AHRESP críticas as linhas de crédito, por serem "de difícil acesso"

AHRESP críticas as linhas de crédito, por serem "de difícil acesso"
O Turismo PT

A Associação da Hotelaria, Restauração e Similares de Portugal (AHRESP) realizou um inquérito aos seus associados para saber qual o impacto da covid-19 no sector, e os resultados "não são animadores".

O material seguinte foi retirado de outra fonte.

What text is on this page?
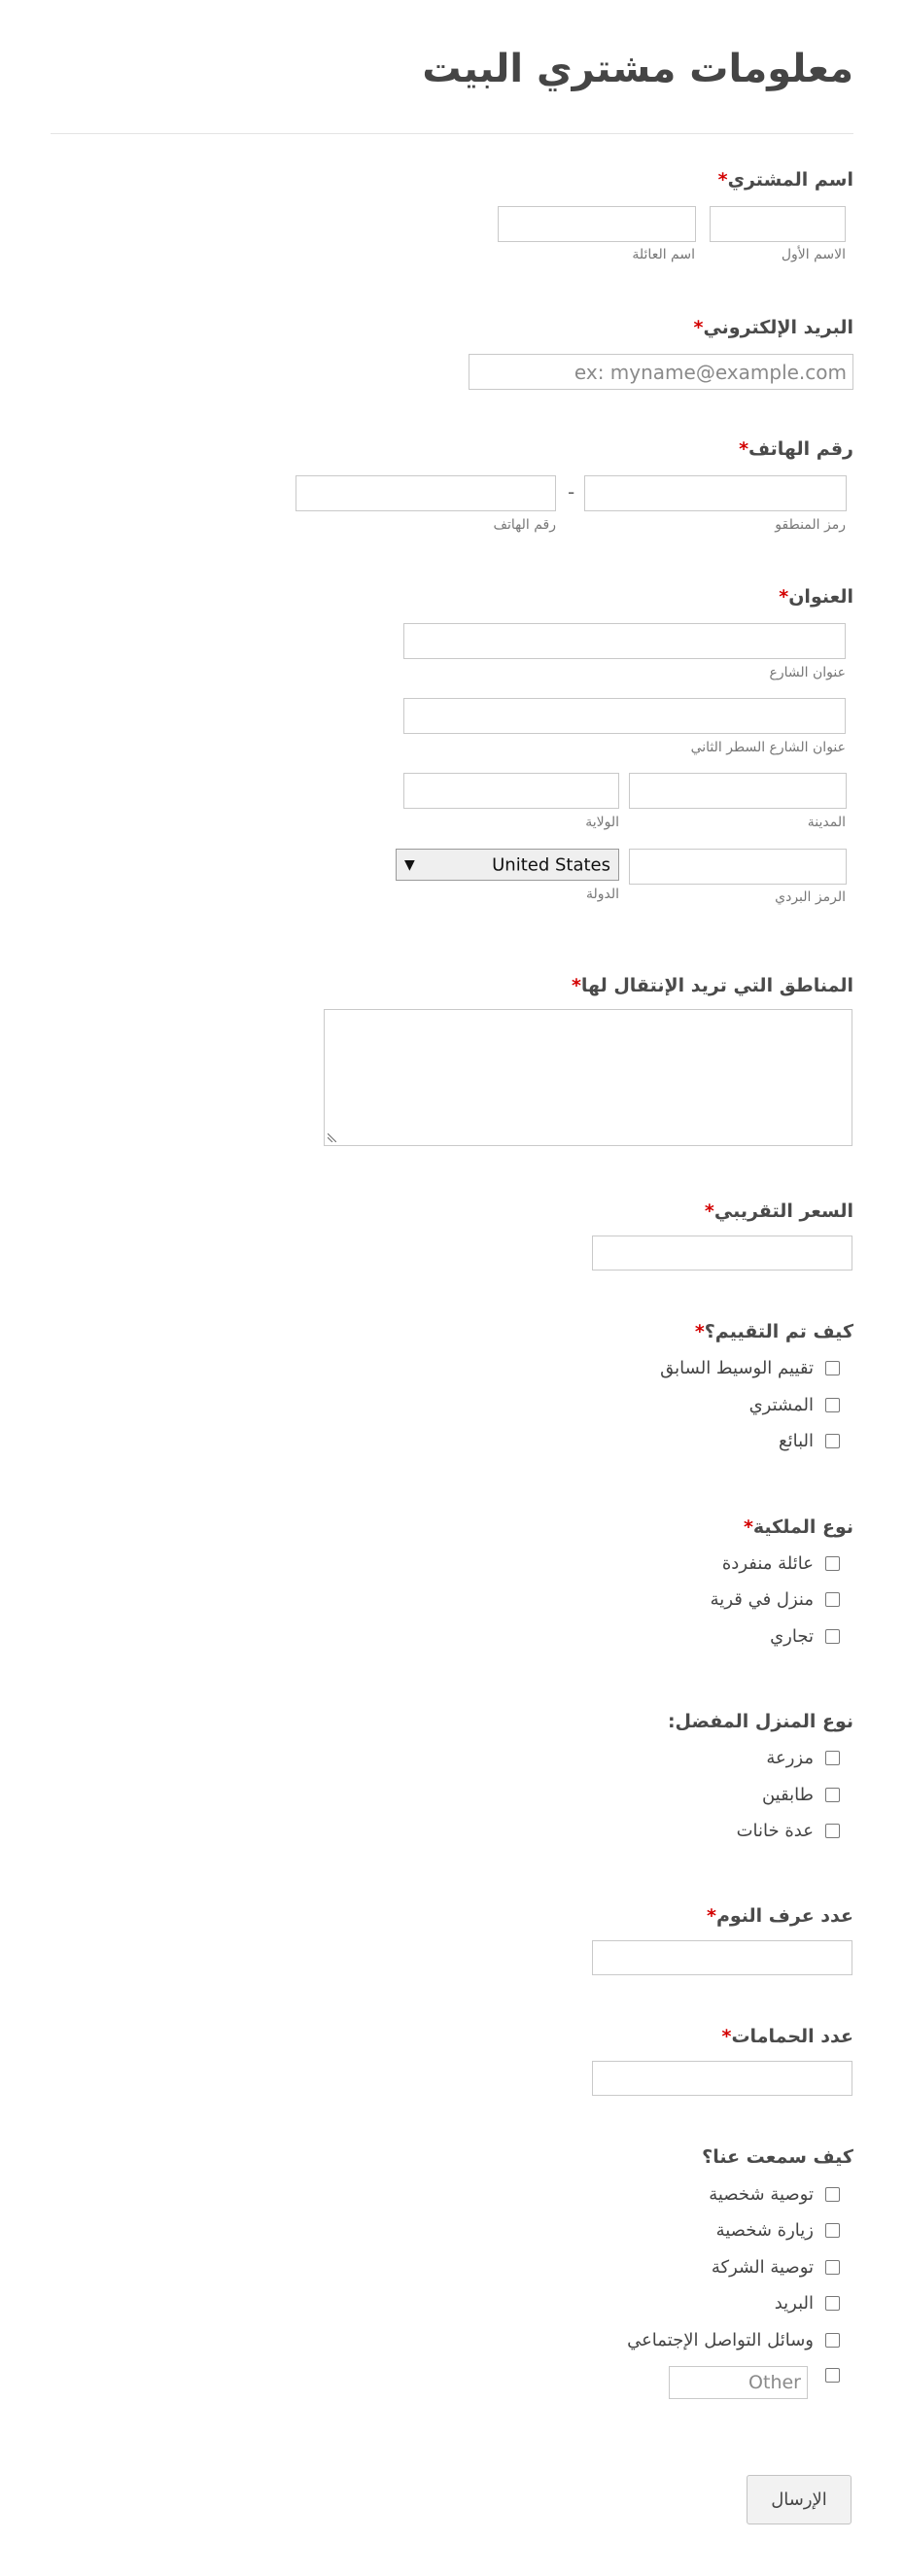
معلومات مشتري البيت
اسم المشتري*
الاسم الأول
اسم العائلة
البريد الإلكتروني*
ex: myname@example.com
رقم الهاتف*
رمز المنطقو
-
رقم الهاتف
العنوان*
عنوان الشارع
عنوان الشارع السطر الثاني
المدينة
الولاية
الرمز البردي
United States
▼
الدولة
المناطق التي تريد الإنتقال لها*
السعر التقريبي*
كيف تم التقييم؟*
تقييم الوسيط السابق
المشتري
البائع
نوع الملكية*
عائلة منفردة
منزل في قرية
تجاري
نوع المنزل المفضل:
مزرعة
طابقين
عدة خانات
عدد عرف النوم*
عدد الحمامات*
كيف سمعت عنا؟
توصية شخصية
زيارة شخصية
توصية الشركة
البريد
وسائل التواصل الإجتماعي
Other
الإرسال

De todos os inquiridos, 75% estão de portas fechadas, mas 80% esperam não conseguir facturar em Abril e Maio. "A maioria das empresas não sabe o que lhe vai acontecer e já equaciona não voltar a abrir. Vai depender da evolução da pandemia e de como se vai apoiar a economia", sublinhou Ana Jacinto. Ao inquérito responderam 70% das empresas do sector do alojamento e as outras 30% da área da restauração. 

 

O inquérito revelou que das empresas que vão recorrer ao lay-off simplificado, "75% dos funcionários estarão sem qualquer prestação laboral, mas 18% com redução parcial e 7% refere ter os colaboradores nas duas situações".
Os efeitos da pandemia no sector começaram a "sentir-se já em Março, com 30% das empresas a não conseguir pagar salários". Já em Abril, serão "63% as empresas impedidas de pagar ordenados se não tiverem apoios". No entanto "até esta semana, 94% dos inquiridos ainda não tinham efectuado quaisquer despedimentos", explicou a Secretária Geral da AHRESP.

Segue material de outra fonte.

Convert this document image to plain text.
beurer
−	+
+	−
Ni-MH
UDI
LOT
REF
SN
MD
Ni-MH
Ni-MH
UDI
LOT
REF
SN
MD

Dos seus associados, mais de metade dos contactados considera que os apoios disponibilizados pelo Governo para o sector "não são adequados às suas necessidades". No entanto "80% assume não ter recorrido até ao momento a nenhum apoio", um número que, segundo Ana Jacinto, "deve ser lido com cuidado, porque os apoios só ficaram disponíveis esta semana".


Ainda assim, a secretária-geral da AHRESP reforçou as críticas que a associação tem vindo a fazer às ajudas anunciadas, que considera "inadequadas". A dirigente sublinha que, mesmo recorrendo ao lay-off, as empresas terão "dificuldades em suportar" o pagamento de 30% do salário dos trabalhadores.

 

Quanto a despedimentos, 94% das empresas ainda não demitiu qualquer trabalhador, porém 80% estima uma ausência total de receita em Abril e Maio. Ana Jacinto salientou que "o impacto no emprego é tremendo, o impacto na facturação é tremendo e o cenário só vem confirmar aquilo que a AHRESP tem vindo a dizer", advertindo que "urge que sejam concretizadas medidas sérias de apoio directo à tesouraria das empresas para que possam sobreviver e manter os postos de trabalho".

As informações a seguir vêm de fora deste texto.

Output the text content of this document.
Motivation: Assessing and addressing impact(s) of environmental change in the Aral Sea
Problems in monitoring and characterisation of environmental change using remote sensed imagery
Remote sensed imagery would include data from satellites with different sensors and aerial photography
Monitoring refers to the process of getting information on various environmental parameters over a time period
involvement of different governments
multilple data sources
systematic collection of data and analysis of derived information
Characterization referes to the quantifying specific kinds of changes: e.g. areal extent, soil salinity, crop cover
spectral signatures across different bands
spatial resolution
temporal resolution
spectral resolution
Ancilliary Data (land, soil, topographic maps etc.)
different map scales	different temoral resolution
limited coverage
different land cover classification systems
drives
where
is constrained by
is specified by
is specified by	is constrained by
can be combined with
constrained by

A Associação não poupa críticas às linhas de crédito, por serem "de difícil acesso", uma vez que "a aprovação pode demorar até 40 dias úteis". Defende ainda que "não há alternativa à injecção de dinheiro a fundo perdido para apoiar a tesouraria das empresas". As ajudas apresentadas são "alívios temporários que vão ter custos enormíssimos e vão fazer com que as empresas morram da cura", considerou a dirigente.


A AHRESP apresentou em Março um plano de 40 propostas de apoio para o sector, "foram muito poucas as que foram postas em prática", mas garante continuar "em permanente articulação e diálogo com o governo para colocar todas as medidas em prática".

Ana Jacinto revelou que apresentaram uma proposta ao Ministério do Trabalho e da Segurança Social, em que "comparticipavam em 90% e os empresários pagariam os restantes 10%" aos trabalhadores.